Andrea Alu (öffnet in einem neuen Tab)Ein Physiker an der City University of New York, der nicht an diesen Experimenten beteiligt war, aber separate Experimente durchführte, die Lichtreflexionen in der Zeit erzeugten, beschrieb dies als eine weitere „deutliche Demonstration“ dafür, wie Zeit und Raum austauschbar sein können.

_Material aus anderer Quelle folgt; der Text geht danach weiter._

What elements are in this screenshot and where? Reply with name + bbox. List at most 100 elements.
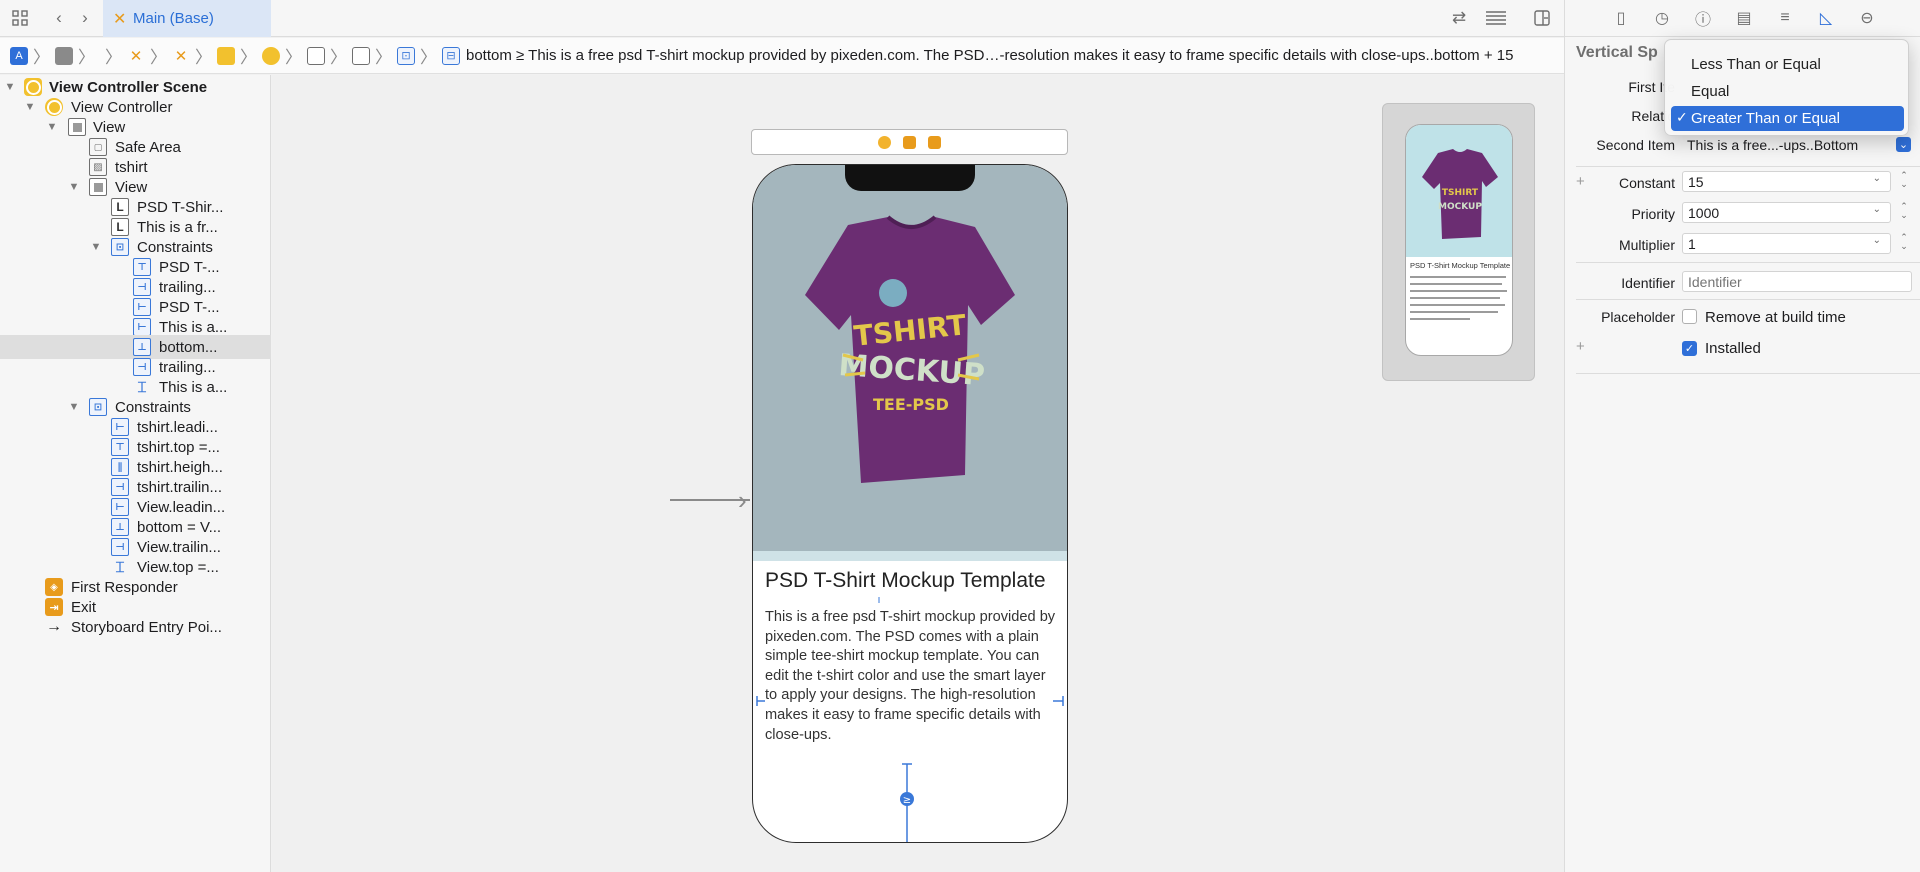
priority-field[interactable]: 1000 ⌄: [1682, 202, 1891, 223]
chevron-down-icon[interactable]: ▼: [67, 400, 81, 414]
connections-icon[interactable]: ⊖: [1856, 7, 1878, 29]
preview-text-line: [1410, 276, 1506, 278]
scene-icon[interactable]: [217, 46, 235, 65]
installed-label: Installed: [1705, 340, 1761, 357]
storyboard-canvas[interactable]: › TSHIRT MOCKUP TEE-PSD PSD T-Shirt Mock…: [272, 75, 1564, 872]
add-editor-icon[interactable]: [1530, 6, 1554, 30]
chevron-down-icon[interactable]: ▼: [67, 180, 81, 194]
menu-item-label: Less Than or Equal: [1691, 56, 1821, 73]
file-icon[interactable]: ▯: [1610, 7, 1632, 29]
installed-checkbox[interactable]: ✓: [1682, 341, 1697, 356]
constraint-icon[interactable]: ⊟: [442, 46, 460, 65]
folder-icon[interactable]: [55, 46, 73, 65]
attributes-icon[interactable]: ≡: [1774, 7, 1796, 29]
grid-icon[interactable]: [8, 6, 32, 30]
iphone-scene[interactable]: TSHIRT MOCKUP TEE-PSD PSD T-Shirt Mockup…: [752, 164, 1068, 843]
outline-label: bottom = V...: [137, 518, 222, 536]
chevron-down-icon[interactable]: ▼: [3, 80, 17, 94]
relation-popup-menu: Less Than or Equal Equal ✓ Greater Than …: [1664, 39, 1909, 136]
add-variation-icon[interactable]: +: [1576, 338, 1585, 355]
menu-item-label: Greater Than or Equal: [1691, 110, 1840, 127]
trailing-constraint-icon: ⊣: [111, 538, 129, 556]
outline-label: View Controller Scene: [49, 78, 208, 96]
view-icon[interactable]: [352, 46, 370, 65]
outline-label: This is a...: [159, 318, 228, 336]
cube-icon: ◈: [45, 578, 63, 596]
multiplier-field[interactable]: 1 ⌄: [1682, 233, 1891, 254]
exit-icon[interactable]: [928, 135, 941, 149]
view-controller-icon[interactable]: [878, 135, 891, 149]
preview-thumbnail[interactable]: TSHIRT MOCKUP PSD T-Shirt Mockup Templat…: [1382, 103, 1535, 381]
constant-field[interactable]: 15 ⌄: [1682, 171, 1891, 192]
chevron-down-icon[interactable]: ⌄: [1873, 173, 1881, 184]
label-icon: L: [111, 218, 129, 236]
outline-label: View.trailin...: [137, 538, 221, 556]
editor-tab-main[interactable]: ✕ Main (Base): [103, 0, 271, 37]
second-item-popup[interactable]: This is a free...-ups..Bottom: [1682, 134, 1891, 155]
image-view-icon: ▨: [89, 158, 107, 176]
chevron-right-icon: 〉: [78, 48, 95, 67]
priority-stepper[interactable]: ⌃ ⌄: [1896, 202, 1912, 223]
constraint-overlay: ≥: [756, 597, 1064, 842]
forward-chevron-icon[interactable]: ›: [73, 6, 97, 30]
jump-bar-path-text[interactable]: bottom ≥ This is a free psd T-shirt mock…: [466, 47, 1513, 64]
svg-text:MOCKUP: MOCKUP: [1438, 202, 1482, 212]
outline-label: View Controller: [71, 98, 173, 116]
menu-item-label: Equal: [1691, 83, 1730, 100]
constant-stepper[interactable]: ⌃ ⌄: [1896, 171, 1912, 192]
menu-item-greater-than-or-equal[interactable]: ✓ Greater Than or Equal: [1671, 106, 1904, 131]
preview-text-line: [1410, 290, 1507, 292]
svg-text:TSHIRT: TSHIRT: [1442, 188, 1479, 198]
size-ruler-icon[interactable]: ◺: [1815, 7, 1837, 29]
safe-area-icon: ▢: [89, 138, 107, 156]
tshirt-illustration: TSHIRT MOCKUP TEE-PSD: [805, 215, 1015, 483]
storyboard-icon[interactable]: ✕: [127, 47, 145, 65]
identifier-field[interactable]: [1682, 271, 1912, 292]
second-item-dropdown-icon[interactable]: ⌄: [1896, 137, 1911, 152]
chevron-down-icon[interactable]: ⌄: [1873, 204, 1881, 215]
chevron-right-icon: 〉: [195, 48, 212, 67]
constraints-icon[interactable]: ⊡: [397, 46, 415, 65]
constraints-icon: ⊡: [89, 398, 107, 416]
outline-label: PSD T-Shir...: [137, 198, 224, 216]
cube-icon[interactable]: [903, 135, 916, 149]
second-item-value: This is a free...-ups..Bottom: [1687, 136, 1859, 153]
view-controller-icon[interactable]: [262, 46, 280, 65]
project-icon[interactable]: A: [10, 46, 28, 65]
constraint-icon: ⊤: [133, 258, 151, 276]
outline-label: Constraints: [137, 238, 213, 256]
chevron-down-icon[interactable]: ▼: [89, 240, 103, 254]
jump-bar: A 〉 〉 〉 ✕ 〉 ✕ 〉 〉 〉 〉 〉 ⊡ 〉 ⊟ bottom ≥ This …: [0, 38, 1564, 74]
help-icon[interactable]: ⓘ: [1692, 7, 1714, 29]
tshirt-image-view[interactable]: TSHIRT MOCKUP TEE-PSD: [753, 165, 1067, 551]
chevron-right-icon: 〉: [240, 48, 257, 67]
identity-icon[interactable]: ▤: [1733, 7, 1755, 29]
scene-dock[interactable]: [751, 129, 1068, 155]
chevron-down-icon[interactable]: ▼: [45, 120, 59, 134]
lines-icon[interactable]: [1482, 6, 1510, 30]
svg-text:TEE-PSD: TEE-PSD: [873, 395, 949, 414]
chevron-down-icon[interactable]: ▼: [23, 100, 37, 114]
outline-row-entry-point[interactable]: → Storyboard Entry Poi...: [0, 615, 271, 639]
chevron-down-icon[interactable]: ⌄: [1873, 235, 1881, 246]
preview-device: TSHIRT MOCKUP PSD T-Shirt Mockup Templat…: [1405, 124, 1513, 356]
priority-label: Priority: [1631, 206, 1675, 222]
view-controller-icon: [45, 98, 63, 116]
outline-label: View: [115, 178, 148, 196]
top-constraint-icon: ⊤: [111, 438, 129, 456]
multiplier-stepper[interactable]: ⌃ ⌄: [1896, 233, 1912, 254]
view-icon[interactable]: [307, 46, 325, 65]
menu-item-equal[interactable]: Equal: [1671, 79, 1904, 104]
storyboard-icon: ✕: [113, 11, 127, 28]
first-item-label: First Ite: [1628, 79, 1675, 95]
leading-constraint-icon: ⊢: [133, 318, 151, 336]
back-chevron-icon[interactable]: ‹: [47, 6, 71, 30]
chevron-right-icon: 〉: [33, 48, 50, 67]
remove-at-build-checkbox[interactable]: [1682, 309, 1697, 324]
storyboard-icon[interactable]: ✕: [172, 47, 190, 65]
trailing-constraint-icon: ⊣: [133, 358, 151, 376]
swap-icon[interactable]: ⇄: [1447, 6, 1471, 30]
history-icon[interactable]: ◷: [1651, 7, 1673, 29]
menu-item-less-than-or-equal[interactable]: Less Than or Equal: [1671, 52, 1904, 77]
trailing-constraint-icon: ⊣: [133, 278, 151, 296]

„Der bemerkenswerteste Aspekt des Experiments ist, dass es zeigt, wie wir die Permittivität ändern können [which defines how much a material transmits or reflects light] dieses Materials (ITO) sehr schnell und in einer beträchtlichen Menge“, sagte Alù gegenüber Live Science per E-Mail. „Dies bestätigt, dass dieses Material ein idealer Kandidat für die Demonstration von Zeitreflexionen und Zeitkristallen sein könnte.“
Die Forscher hoffen, diese Phänomene nutzen zu können, um Metamaterialien oder Strukturen zu schaffen, die den Weg des Lichts auf spezifische und oft ausgeklügelte Weise verändern sollen.
Bisher waren diese Metamaterialien statisch, was bedeutet, dass eine Änderung der Art und Weise, wie das Metamaterial den Lichtweg beeinflusst, die Verwendung einer völlig neuen Metamaterialstruktur erfordert: zum Beispiel einen neuen analogen Computer für jede unterschiedliche Art von Berechnung, sagte Sapienza.
“Jetzt haben wir ein Material, das wir neu konfigurieren können, was bedeutet, dass wir es für mehr als einen Zweck verwenden können”, sagte Sapienza. Er fügte hinzu, dass eine solche Technologie neuromorphes Computing ermöglichen könnte, das das Gehirn nachahmt.